La storia di Marina Silva ha fatto il giro di tutti i media. Nata su una palafitta nel Seringal Bagaçoa (piantagione di alberi di caucciù), a 70 km dal centro di Rio Branco, capitale dello stato di Acre, vede morire tre dei suoi undici fratelli. Da bambina aiuta i genitori “seringueros” (chi estrae il lattice dagli alberi da gomma), vivendo in condizioni di semi schiavitù in un ambiente contaminato dal mercurio. Resta analfabeta fino all’età di 16 anni, quando prende parte a un progetto di alfabetizzazione finanziato dal regime militare brasiliano. Le succede un po’ per caso, perché nella capitale del Brasile arriva per curare un’epatite, che inizialmente viene scambiata per malaria.
- Marina Silva visita la favela di Rocinha a Rio de Janeiro il 30 agosto 2014 (Mario Tama / Getty Images)
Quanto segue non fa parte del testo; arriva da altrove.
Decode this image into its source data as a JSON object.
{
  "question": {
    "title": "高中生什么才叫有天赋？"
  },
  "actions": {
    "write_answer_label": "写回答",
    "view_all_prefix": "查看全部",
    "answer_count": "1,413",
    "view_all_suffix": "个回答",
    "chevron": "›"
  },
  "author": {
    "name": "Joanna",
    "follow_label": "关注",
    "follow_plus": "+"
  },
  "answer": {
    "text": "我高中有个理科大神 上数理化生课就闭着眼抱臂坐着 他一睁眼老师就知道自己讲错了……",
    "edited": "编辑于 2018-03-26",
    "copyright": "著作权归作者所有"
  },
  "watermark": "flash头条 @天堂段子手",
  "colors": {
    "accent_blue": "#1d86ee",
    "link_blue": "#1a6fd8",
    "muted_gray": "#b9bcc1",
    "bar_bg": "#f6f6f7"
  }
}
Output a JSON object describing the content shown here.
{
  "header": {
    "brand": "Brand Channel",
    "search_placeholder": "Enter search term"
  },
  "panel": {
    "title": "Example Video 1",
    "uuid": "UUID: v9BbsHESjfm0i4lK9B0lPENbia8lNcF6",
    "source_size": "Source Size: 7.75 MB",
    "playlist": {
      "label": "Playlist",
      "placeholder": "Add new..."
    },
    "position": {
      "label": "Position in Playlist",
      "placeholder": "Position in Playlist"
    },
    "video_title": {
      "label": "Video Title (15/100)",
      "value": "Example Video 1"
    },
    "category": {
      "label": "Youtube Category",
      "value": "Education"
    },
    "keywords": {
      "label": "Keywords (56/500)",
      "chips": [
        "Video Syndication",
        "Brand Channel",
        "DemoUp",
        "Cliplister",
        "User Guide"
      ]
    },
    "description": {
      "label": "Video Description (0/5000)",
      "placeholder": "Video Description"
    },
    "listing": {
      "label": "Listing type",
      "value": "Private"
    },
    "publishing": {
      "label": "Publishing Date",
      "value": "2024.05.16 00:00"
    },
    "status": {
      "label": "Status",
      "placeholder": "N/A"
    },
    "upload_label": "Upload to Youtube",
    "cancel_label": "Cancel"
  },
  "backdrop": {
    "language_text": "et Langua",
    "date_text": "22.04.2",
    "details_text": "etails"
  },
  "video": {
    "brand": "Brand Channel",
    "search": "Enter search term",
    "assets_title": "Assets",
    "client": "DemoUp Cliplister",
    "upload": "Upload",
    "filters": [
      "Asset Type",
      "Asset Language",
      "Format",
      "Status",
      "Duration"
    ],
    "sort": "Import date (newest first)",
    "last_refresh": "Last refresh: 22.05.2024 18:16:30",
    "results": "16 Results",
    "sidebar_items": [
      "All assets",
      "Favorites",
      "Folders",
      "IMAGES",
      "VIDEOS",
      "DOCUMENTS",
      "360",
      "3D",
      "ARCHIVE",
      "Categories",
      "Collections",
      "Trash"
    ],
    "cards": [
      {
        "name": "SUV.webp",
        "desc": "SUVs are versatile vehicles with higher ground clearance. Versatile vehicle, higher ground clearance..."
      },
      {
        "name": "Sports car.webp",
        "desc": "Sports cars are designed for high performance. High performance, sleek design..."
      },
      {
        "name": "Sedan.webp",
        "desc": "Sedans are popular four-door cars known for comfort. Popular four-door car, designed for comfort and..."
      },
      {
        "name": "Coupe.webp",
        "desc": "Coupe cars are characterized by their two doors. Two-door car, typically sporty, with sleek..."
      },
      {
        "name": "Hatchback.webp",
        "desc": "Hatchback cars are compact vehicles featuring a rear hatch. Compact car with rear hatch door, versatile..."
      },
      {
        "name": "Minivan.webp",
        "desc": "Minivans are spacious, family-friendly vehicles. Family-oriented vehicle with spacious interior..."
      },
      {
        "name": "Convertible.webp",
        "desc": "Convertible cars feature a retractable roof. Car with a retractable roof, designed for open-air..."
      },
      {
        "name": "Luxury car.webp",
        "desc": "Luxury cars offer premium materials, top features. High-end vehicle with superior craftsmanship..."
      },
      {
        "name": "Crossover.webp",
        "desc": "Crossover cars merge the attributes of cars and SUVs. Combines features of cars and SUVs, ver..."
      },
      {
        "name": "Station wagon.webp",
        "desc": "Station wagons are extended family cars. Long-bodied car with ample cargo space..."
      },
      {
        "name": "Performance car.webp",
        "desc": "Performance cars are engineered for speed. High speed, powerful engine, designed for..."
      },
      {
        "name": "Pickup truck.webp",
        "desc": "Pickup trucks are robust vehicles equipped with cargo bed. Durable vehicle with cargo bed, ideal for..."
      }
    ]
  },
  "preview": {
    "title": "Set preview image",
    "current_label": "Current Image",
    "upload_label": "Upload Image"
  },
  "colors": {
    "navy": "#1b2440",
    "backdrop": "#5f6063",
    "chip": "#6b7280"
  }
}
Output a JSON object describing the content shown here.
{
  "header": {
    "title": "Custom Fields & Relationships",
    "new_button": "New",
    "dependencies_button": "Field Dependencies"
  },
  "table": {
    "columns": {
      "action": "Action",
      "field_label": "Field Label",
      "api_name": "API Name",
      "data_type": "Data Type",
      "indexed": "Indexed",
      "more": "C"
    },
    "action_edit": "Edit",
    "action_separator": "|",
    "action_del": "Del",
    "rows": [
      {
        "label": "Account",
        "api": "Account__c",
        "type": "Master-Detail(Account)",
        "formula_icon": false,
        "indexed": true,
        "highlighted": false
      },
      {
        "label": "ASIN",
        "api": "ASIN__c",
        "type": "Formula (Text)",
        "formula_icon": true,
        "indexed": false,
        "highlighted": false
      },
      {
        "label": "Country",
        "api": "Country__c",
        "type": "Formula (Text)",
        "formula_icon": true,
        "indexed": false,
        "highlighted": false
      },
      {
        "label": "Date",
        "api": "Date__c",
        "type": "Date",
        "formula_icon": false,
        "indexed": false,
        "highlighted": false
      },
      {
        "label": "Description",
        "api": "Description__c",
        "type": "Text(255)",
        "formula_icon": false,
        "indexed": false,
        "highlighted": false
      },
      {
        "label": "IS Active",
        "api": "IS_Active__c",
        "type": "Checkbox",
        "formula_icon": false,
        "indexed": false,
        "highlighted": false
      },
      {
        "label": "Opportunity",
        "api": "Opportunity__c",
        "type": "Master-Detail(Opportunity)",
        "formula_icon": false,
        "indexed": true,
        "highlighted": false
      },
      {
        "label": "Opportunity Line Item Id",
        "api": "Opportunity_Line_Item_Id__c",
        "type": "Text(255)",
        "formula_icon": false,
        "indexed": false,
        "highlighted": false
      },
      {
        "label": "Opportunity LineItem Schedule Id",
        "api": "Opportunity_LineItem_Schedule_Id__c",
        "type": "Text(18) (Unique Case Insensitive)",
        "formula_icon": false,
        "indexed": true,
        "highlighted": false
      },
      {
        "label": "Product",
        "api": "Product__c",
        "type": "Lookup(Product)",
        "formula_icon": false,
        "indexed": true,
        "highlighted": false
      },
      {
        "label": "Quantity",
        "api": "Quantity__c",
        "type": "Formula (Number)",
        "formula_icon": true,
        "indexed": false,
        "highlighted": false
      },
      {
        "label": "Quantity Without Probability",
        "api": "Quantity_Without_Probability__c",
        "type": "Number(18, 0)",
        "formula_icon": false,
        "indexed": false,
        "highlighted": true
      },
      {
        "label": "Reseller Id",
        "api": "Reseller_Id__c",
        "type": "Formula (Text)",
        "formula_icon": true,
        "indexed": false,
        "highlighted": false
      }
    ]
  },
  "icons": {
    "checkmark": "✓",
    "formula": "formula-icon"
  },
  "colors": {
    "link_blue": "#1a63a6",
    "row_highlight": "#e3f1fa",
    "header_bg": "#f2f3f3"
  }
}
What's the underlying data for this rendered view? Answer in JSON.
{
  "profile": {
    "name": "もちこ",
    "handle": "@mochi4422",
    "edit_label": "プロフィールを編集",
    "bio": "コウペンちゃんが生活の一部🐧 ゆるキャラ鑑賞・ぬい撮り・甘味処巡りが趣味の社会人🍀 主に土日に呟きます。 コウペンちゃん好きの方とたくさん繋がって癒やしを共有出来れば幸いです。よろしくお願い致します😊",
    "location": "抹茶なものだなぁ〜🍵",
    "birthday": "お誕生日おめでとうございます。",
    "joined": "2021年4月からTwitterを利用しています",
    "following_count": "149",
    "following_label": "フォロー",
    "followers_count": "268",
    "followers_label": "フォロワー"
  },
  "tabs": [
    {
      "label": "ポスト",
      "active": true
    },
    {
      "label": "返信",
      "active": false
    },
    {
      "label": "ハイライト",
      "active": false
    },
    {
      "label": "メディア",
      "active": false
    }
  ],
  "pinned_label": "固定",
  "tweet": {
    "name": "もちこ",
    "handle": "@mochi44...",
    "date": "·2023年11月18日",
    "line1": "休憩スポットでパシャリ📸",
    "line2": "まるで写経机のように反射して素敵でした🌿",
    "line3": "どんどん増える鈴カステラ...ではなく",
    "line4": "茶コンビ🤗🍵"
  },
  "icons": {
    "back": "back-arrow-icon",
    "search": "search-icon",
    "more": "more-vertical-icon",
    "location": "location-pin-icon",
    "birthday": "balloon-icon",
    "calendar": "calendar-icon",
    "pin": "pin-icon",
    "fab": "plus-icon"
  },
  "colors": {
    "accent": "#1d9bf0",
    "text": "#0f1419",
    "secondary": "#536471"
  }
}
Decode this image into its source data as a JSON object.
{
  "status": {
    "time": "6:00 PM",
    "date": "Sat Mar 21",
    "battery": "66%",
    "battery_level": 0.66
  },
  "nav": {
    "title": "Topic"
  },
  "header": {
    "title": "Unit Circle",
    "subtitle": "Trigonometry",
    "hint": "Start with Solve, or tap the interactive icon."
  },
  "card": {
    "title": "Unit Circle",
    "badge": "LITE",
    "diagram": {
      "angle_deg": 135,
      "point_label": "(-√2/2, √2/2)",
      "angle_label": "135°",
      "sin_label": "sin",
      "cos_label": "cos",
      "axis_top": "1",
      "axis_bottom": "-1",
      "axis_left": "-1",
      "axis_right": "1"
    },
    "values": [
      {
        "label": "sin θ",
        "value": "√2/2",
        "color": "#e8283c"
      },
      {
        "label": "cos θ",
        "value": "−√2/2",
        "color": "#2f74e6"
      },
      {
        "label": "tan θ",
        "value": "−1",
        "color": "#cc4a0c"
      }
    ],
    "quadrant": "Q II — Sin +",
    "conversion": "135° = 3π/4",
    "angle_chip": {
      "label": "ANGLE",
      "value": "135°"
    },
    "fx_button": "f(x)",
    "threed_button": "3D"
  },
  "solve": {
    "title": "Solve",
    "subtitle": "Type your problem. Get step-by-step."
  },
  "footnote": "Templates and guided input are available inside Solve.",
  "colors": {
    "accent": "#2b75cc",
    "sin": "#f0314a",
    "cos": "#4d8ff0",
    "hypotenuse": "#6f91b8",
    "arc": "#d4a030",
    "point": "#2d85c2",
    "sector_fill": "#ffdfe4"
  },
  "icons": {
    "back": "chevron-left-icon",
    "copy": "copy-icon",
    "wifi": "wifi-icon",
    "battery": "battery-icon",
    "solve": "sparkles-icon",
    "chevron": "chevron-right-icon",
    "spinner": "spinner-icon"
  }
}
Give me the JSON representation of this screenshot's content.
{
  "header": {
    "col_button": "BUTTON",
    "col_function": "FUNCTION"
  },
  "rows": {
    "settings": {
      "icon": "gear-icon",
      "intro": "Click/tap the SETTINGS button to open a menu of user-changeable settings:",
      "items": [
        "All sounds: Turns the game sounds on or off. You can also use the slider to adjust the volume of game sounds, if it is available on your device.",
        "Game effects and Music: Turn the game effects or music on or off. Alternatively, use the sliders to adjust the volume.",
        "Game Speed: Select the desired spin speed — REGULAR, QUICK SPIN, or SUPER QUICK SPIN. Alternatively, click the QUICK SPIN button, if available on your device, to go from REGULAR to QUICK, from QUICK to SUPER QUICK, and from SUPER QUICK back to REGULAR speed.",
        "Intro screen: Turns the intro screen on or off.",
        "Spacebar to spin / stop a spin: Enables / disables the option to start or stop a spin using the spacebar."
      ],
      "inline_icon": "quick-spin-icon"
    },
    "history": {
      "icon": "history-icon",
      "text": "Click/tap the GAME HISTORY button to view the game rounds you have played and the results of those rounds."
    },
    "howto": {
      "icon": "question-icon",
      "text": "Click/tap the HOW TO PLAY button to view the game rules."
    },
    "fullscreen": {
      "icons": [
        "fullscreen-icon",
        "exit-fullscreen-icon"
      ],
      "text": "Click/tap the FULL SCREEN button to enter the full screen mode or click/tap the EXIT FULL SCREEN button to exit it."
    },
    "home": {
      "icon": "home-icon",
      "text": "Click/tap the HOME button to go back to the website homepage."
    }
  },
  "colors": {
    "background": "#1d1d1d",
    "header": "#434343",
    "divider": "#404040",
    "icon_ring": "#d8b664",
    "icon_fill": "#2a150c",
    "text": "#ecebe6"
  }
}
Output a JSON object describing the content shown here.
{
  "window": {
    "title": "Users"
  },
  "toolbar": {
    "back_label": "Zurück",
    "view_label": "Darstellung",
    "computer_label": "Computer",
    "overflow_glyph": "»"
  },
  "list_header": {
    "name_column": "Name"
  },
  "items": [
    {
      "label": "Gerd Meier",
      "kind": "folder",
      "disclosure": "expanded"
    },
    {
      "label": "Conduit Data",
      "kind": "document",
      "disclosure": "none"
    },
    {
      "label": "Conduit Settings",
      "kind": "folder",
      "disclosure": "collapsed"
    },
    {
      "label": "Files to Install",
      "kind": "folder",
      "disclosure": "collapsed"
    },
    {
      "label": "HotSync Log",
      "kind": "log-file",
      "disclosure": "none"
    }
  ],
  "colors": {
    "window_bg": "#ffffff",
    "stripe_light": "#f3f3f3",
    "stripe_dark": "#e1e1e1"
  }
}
Nella capitale Silva lavora come donna delle pulizie, poi come insegnante di scuola media e inizia a partecipare al movimento sindacale. Supporta Chico Mendes nella coordinazione della Central Única dos Trabalhadore. Ed è l’inizio della sua carriera politica, che ripercorriamo nel modo più sintetico possibile. Nel 1986 entra nel Partido dos Trabalhadores di Lula. Nel 1988 diventa consigliera nel consiglio comunale di Rio Branco, unica esponente della sinistra. Nel 1994 viene eletta senatrice della Repubblica brasiliana per lo stato di Acre. È segretaria nazionale dell’Ambiente del Partito dos Trabalhadores (Pt) dal 1995 al 1997. Finché nel 2003, dopo la vittoria elettorale di Inácio Lula, diventa ministro dell’Ambiente. Denunciando il blocco di molti dei suoi progetti ambientalisti, nel 2008 la Silva si dimette dalla carica (dopo conflitti con la stessa Rousseff, già parte del Pt) e torna ad essere senatrice dello Stato di Acre. Nel 2010 si iscrive al Partito Verde e si candida alle Presidenziali del 2010 dove ottiene il 19,9% dei voti. Esce dai Verdi per fondare un nuovo partito, che ha scarso successo.
Nell’aprile 2014 Marina Silva si ricandida alle Presidenziali 2014, ma per la carica di vice-presidente del Partito Socialista Brasiliano (PSB). Il 13 agosto il candidato presidente dei socialisti Eduardo Campos muore in un incidente aereo, e Marina Silva viene indicata dai socialisti come propria candidata. E qui inizia la scalata dei sondaggi.
Con un simile passato alle spalle, Marina Silva sembra essere il punto di riferimento scontato dei più poveri tra i brasiliani. Anche se, sostengono gli analisti, con lei potrebbero schierarsi soprattutto i brasiliani che hanno fruito in passato dei programmi di sostegno di Lula e Dilma e oggi, diventati nuova classe media brasiliana, lottano per avere servizi migliori e più accessibili (sono i protagonisti delle proteste dello scorso anno quando si chiedevano trasporti gratuiti e sanità abbordabile). È ciò che Dilma – impegnata a lottare contro la fame – ancora non è riuscita a offrire. Ma di questo ne parliamo nella prossima puntata.
*Il Brasile, spiega la World Bank, non ha una soglia di povertà ufficiale. Negli ultimi anni è stata usata come punto di riferimento la soglia fissata dal governo brasiliano per il programma Bolsa Familia. Povera è la famiglia che guadagna tra i 70 e i 140 reales al mese. Sotto i 70 reales al mese si parla di estrema povertà.